Неловко поцеловала отца в щеку и вылезла из машины. Суворова, Худяков, Палий, а также кое-кто из других классов с интересом за этим наблюдали. И увидели, как вслед за их одноклассницей Ирой из машины с мигалкой вышел подтянутый мужчина в безупречном костюме, обнял и поцеловал дочь.
— Так это папочка такой у Шориной? — протянула Суворова. — Интересно…
…Во время перемены в преподавательской комнате компьютерного класса встретились учительница биологии Марина Ивановна и Лапиков. Встреча произошла по инициативе учительницы биологии. Однако едва она вошла, Лапиков сообщил ей новость:
— Я ухожу из школы. Увольняюсь.
— Царева тебя не отпустит, — сказала Марина Ивановна. — В середине четверти…
— Я не могу тут больше!
— Из-за меня? — уточнила Марина.
Лапиков потупился:
— Марина, это какое-то безумие…
— Я знаю. Это настоящее безумие, ты прав. Я старше тебя на двадцать лет. И пресмыкаюсь перед тобой, как девчонка. И я ведь не требую любить меня.
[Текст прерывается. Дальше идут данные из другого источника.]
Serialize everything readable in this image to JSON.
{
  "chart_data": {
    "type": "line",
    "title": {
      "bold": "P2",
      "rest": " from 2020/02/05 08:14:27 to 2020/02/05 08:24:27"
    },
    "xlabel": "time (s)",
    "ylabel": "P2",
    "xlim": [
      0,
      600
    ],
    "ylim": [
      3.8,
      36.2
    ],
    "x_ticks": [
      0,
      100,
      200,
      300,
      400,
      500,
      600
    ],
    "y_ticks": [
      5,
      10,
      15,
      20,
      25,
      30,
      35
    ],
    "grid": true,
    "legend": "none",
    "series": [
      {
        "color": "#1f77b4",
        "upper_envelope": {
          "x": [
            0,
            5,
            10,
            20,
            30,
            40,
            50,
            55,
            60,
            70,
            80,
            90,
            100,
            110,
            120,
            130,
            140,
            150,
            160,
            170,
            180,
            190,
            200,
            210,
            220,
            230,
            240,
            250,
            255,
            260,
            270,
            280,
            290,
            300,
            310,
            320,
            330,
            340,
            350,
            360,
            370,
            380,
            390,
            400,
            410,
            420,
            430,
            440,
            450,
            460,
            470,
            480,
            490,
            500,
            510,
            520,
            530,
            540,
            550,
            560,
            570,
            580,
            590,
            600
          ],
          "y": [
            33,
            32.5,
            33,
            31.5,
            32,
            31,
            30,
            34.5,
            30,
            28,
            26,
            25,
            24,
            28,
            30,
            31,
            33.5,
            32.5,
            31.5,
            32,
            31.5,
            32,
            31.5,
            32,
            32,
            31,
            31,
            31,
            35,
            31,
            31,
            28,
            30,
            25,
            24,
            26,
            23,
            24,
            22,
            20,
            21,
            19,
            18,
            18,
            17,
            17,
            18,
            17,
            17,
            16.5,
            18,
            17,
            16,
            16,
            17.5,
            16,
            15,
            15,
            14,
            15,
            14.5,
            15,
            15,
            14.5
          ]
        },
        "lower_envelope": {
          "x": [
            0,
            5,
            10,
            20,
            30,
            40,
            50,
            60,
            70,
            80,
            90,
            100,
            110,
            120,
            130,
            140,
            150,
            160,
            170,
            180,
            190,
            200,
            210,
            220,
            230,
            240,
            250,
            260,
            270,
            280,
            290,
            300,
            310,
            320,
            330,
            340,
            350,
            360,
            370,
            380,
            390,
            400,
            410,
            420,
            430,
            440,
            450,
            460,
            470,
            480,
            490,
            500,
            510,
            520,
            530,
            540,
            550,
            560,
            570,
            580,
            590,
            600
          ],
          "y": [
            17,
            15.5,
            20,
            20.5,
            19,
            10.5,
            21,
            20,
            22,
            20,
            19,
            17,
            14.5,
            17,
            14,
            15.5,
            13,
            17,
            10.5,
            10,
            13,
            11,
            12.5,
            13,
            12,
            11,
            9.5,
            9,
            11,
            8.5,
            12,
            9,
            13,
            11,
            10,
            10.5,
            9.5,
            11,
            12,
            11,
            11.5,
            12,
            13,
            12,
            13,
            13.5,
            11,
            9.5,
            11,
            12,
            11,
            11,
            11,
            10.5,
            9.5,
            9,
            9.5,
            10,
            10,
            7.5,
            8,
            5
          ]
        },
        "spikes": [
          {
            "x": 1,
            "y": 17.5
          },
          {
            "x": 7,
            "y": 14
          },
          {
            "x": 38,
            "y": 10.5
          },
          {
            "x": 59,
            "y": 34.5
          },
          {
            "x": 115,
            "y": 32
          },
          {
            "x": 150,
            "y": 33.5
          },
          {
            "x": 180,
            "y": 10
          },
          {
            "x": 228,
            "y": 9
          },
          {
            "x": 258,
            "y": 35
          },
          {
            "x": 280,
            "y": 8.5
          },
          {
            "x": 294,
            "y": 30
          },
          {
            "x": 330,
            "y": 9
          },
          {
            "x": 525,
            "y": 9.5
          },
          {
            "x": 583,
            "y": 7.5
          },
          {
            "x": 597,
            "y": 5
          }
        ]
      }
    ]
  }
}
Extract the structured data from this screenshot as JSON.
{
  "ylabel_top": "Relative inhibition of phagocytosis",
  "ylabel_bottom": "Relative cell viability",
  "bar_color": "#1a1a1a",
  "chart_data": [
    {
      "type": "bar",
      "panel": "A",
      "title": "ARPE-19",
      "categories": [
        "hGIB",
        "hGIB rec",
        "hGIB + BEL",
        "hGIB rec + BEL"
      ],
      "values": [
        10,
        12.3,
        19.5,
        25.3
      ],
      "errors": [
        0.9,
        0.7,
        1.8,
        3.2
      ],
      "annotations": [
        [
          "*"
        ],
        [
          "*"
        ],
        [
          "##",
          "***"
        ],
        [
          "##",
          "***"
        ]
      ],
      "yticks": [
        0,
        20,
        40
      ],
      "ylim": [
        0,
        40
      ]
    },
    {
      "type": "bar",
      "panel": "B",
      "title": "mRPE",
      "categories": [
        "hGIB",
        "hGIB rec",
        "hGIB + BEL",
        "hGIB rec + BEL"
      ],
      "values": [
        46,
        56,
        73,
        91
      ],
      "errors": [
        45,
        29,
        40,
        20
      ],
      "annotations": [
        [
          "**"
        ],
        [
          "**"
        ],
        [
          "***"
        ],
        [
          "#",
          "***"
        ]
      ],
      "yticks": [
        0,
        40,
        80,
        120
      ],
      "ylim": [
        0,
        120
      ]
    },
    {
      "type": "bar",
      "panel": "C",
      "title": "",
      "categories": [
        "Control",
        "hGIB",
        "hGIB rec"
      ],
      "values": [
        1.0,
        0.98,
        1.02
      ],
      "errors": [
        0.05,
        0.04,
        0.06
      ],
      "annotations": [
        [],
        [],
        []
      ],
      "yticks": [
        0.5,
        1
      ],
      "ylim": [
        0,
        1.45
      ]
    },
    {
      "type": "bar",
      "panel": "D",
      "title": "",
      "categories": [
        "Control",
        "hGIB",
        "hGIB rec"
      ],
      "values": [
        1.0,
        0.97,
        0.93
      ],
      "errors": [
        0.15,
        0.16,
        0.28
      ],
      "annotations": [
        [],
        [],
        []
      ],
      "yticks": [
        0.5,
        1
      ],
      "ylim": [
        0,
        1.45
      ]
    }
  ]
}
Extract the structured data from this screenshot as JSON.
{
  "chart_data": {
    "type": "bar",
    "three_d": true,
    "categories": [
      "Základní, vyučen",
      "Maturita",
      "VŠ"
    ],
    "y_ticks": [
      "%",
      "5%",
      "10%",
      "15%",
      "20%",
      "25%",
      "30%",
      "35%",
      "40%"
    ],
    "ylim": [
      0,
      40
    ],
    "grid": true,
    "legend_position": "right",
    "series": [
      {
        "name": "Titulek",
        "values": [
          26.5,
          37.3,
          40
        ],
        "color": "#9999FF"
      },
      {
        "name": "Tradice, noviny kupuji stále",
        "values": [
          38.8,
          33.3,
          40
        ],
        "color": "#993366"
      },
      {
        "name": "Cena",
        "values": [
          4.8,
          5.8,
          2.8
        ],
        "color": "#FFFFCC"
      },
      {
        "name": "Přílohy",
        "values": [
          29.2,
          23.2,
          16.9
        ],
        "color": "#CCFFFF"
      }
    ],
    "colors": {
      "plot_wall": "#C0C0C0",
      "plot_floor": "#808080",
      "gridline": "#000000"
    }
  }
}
Просто ты мог бы…
— Мог бы что?
Марина, до тех пор стоявшая у окна, шагнула к Игнату, запустила ладонь в его волосы:
— Не отталкивать меня хотя бы. Не показывать, как я тебе омерзительна. Я не виновата, что со мной это случилось, понимаешь?
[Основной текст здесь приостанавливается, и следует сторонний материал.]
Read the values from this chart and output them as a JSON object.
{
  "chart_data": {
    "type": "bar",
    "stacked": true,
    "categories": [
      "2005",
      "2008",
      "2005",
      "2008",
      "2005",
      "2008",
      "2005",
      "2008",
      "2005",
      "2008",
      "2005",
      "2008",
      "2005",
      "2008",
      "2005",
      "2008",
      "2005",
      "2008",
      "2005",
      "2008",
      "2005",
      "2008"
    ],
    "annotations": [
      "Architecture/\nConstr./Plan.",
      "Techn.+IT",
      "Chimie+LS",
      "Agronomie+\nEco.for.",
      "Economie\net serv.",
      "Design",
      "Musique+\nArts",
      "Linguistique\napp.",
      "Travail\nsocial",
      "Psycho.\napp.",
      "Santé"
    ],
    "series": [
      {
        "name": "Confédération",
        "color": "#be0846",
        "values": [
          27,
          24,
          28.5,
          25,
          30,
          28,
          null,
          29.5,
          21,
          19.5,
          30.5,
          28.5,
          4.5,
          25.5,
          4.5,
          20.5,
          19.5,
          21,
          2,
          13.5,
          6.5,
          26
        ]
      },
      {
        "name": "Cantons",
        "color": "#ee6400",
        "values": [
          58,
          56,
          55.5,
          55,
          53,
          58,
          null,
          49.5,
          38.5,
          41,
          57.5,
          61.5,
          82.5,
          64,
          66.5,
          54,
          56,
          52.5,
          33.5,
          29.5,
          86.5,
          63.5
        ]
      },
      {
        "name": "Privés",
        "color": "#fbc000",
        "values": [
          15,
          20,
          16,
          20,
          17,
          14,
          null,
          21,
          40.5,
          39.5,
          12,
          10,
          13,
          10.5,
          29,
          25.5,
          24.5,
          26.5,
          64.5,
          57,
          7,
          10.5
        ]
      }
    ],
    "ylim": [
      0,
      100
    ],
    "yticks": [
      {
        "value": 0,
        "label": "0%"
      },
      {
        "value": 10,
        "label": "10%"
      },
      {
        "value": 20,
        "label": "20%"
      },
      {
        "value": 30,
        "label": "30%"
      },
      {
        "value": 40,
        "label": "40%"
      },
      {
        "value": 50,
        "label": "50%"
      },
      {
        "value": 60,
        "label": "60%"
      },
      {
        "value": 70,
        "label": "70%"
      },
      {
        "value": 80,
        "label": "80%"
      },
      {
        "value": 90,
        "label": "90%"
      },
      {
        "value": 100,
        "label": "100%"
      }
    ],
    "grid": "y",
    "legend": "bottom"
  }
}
— Я тоже не виноват, — глухо отвечал Лапиков.
— Зачем же ты допустил это… тогда, в первый раз? Зачем ты мной воспользовался?
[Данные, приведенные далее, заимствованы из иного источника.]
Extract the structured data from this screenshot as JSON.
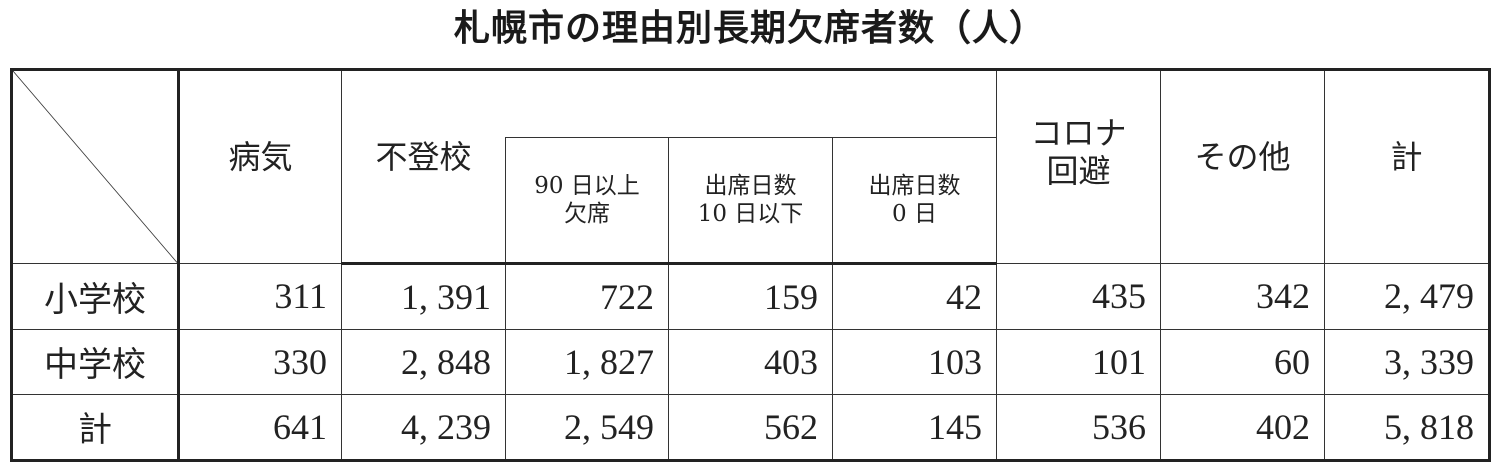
{
  "title": "札幌市の理由別長期欠席者数（人）",
  "columns": {
    "illness": "病気",
    "futoko": "不登校",
    "futoko_sub": [
      "90 日以上\n欠席",
      "出席日数\n10 日以下",
      "出席日数\n0 日"
    ],
    "corona": "コロナ\n回避",
    "other": "その他",
    "total": "計"
  },
  "rows": [
    {
      "label": "小学校",
      "values": [
        "311",
        "1, 391",
        "722",
        "159",
        "42",
        "435",
        "342",
        "2, 479"
      ]
    },
    {
      "label": "中学校",
      "values": [
        "330",
        "2, 848",
        "1, 827",
        "403",
        "103",
        "101",
        "60",
        "3, 339"
      ]
    },
    {
      "label": "計",
      "values": [
        "641",
        "4, 239",
        "2, 549",
        "562",
        "145",
        "536",
        "402",
        "5, 818"
      ]
    }
  ]
}
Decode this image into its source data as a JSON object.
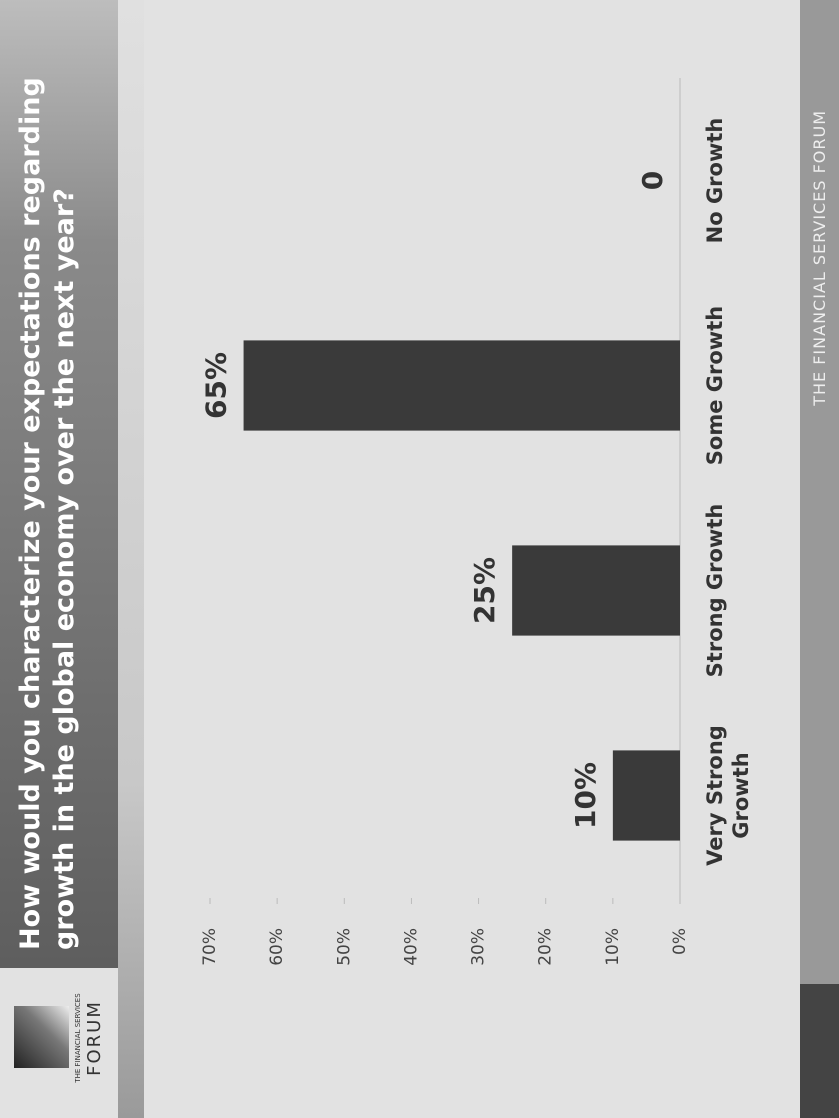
{
  "header": {
    "title": "How would you characterize your expectations regarding growth in the global economy over the next year?",
    "logo": [
      "THE FINANCIAL SERVICES",
      "FORUM"
    ]
  },
  "chart_data": {
    "type": "bar",
    "categories": [
      "Very Strong Growth",
      "Strong Growth",
      "Some Growth",
      "No Growth"
    ],
    "values": [
      10,
      25,
      65,
      0
    ],
    "value_labels": [
      "10%",
      "25%",
      "65%",
      "0"
    ],
    "color": "#3a3a3a",
    "ylim": [
      0,
      70
    ],
    "yticks": [
      {
        "value": 0,
        "label": "0%"
      },
      {
        "value": 10,
        "label": "10%"
      },
      {
        "value": 20,
        "label": "20%"
      },
      {
        "value": 30,
        "label": "30%"
      },
      {
        "value": 40,
        "label": "40%"
      },
      {
        "value": 50,
        "label": "50%"
      },
      {
        "value": 60,
        "label": "60%"
      },
      {
        "value": 70,
        "label": "70%"
      }
    ],
    "grid": false
  },
  "footer": {
    "text": "THE FINANCIAL SERVICES FORUM"
  }
}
— Мы обсуждали это тысячу раз. Я был пьяный.
— Ты как ребенок! Бросил спичку — и возник пожар, понимаешь? И теперь ты его только раздуваешь, маленький мерзавец!
Лапиков больше не мог терпеть ее близость; не мог слышать этого выражения. Он с силой оттолкнул учительницу биологии:
— Не говори так!
Марина Ивановна усмехнулась:
— Маленький мерзавец… Вот что: ты побудешь моим еще раз, Игнат. Еще только один раз, и я оставлю тебя в покое.
— Нет!
Марина Ивановна улыбнулась еще шире:
— Не говори «нет». Если не хочешь, чтобы вся школа увидела то, что пока видела только я. Ладно? Прости, что я использую такие методы. Но стареющая влюбленная женщина — это очень опасная смесь. Очень. Не бегай от меня, Игнат.
Прозвенел звонок, и в класс, не дожидаясь приглашения, стали заходить одиннадцатиклассники. И тут, на глазах у школьников, Марина Ивановна подошла к Лапикову и протянула ему USB-флешку:
— Отличный фильм, Игнат Антонович, спасибо большое! — громко произнесла она. — Масса неожиданных впечатлений!
Худяков немедленно заинтересовался:
— А что за фильм? А нам?
Учительница биологии с улыбкой на лице вышла, предоставив хозяину кабинета самому придумывать объяснения. А их требовали все громче.
— А правда, что за фильм, Игнат Антонович? — спросил Барковский.
А Худяков высказал догадку:
— Порнушка, что ли?
Лапиков молчал; он все сильнее краснел, ничего не мог с этим поделать. И чтобы избавиться от назойливых вопросов, решил перейти на официальный язык.
— Тихо! — громко произнес он. — Тема урока: «Форматирование текста и размещение графики в HTML».
Барковский резко повернулся к нему:
— Стоп! А мы что, в «Спарту» сегодня не играем?
— «Спарту» я удалил с компьютеров, — строгим тоном объяснил Лапиков. — Я видел, чем вы там занимаетесь. Если хотите, я пойду к директору и получу официальное распоряжение.
Одиннадцатиклассники разочарованно завыли. Все с надеждой смотрели на Барковского. Он стиснул зубы, подумал немного, потом сказал:
— Ясно, можно выйти?
— Нет! — резко ответил Лапиков. — Перемена была большой. Итак, все открываем Word, чистую страницу…
Однако Барковский ничего не стал открывать. Просто встал и вышел из класса.